On COVID-19 North, South Jersey Are Worlds Apart

From our friends at Save Jersey,  By Matt Rooney
(reprinted with permission)
North and South Jersey has long been separated by media markets, culture, demographics, and of course sports teams.
Now there’s a new point of contrast: severity of the COVID-19 epidemic.
Everyone draws the dividing line a bid differently, but most people consider “South Jersey” to encompass the southernmost six counties (Camden, Gloucester, Atlantic, Cumberland, Salem and Cape May) in addition to Burlington County.
As of Sunday evening, those seven counties accounted for only 3.14% (29) of New Jersey’s total COVID-19 deaths (917) despite the fact that those same seven counties represent approximately 20% of the total population of New Jersey.
South Jersey’s total “positive” caseload (1,629) is 4.34% of the state’s total of 37,505. 

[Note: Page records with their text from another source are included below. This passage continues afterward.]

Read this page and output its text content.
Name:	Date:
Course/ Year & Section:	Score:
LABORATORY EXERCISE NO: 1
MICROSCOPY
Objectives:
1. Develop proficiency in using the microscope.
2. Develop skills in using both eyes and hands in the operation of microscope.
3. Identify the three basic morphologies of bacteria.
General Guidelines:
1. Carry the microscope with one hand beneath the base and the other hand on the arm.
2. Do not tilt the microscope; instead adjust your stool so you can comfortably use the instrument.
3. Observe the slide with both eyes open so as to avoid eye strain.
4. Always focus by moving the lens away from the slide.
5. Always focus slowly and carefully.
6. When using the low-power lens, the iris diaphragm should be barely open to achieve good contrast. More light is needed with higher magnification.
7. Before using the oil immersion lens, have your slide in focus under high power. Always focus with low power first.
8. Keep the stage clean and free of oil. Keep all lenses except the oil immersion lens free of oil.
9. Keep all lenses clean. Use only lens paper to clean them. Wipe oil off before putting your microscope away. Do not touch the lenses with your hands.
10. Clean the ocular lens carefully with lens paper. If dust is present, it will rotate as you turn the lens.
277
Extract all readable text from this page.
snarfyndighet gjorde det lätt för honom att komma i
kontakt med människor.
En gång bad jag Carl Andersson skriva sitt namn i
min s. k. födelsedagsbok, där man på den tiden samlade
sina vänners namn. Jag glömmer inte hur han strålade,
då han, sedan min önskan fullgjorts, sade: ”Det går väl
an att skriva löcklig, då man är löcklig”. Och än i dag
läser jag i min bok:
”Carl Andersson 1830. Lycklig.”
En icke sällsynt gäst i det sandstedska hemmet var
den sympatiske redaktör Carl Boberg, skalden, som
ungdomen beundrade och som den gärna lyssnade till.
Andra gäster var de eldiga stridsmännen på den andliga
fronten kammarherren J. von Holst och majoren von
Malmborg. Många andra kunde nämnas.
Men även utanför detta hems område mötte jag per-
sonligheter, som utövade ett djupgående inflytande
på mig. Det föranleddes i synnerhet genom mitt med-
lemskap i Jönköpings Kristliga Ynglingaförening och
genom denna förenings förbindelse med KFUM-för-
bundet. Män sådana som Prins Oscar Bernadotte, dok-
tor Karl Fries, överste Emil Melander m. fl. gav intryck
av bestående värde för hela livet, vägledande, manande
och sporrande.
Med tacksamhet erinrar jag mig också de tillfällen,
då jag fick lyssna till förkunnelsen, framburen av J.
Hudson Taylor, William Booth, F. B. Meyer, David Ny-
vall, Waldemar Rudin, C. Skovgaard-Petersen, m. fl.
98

New York’s metropolitan area which takes in a large swatch of Northeast Jersey is among the globe’s hottest outbreak spots at the moment; Bergen County alone, whose population is roughly 50% of South Jersey’s seven counties combined, currently has more positive cases (6,187) than the entire country of Australia (5,687). With the exception of relatively sparsely populated Cape May and Salem, South Jersey’s rate of growth was uniform with that of North Jersey counties heading into the weekend.
Still, South Jersey’s situation remains cause for caution; its 29 total deaths represents a larger number than has been reported to date by 21 individual states.
How New Jersey’s outbreak began remains unresolved though some theorize that the harness racing industry – tied to the state’s first Bergen and Monmouth cases – may be the culprit.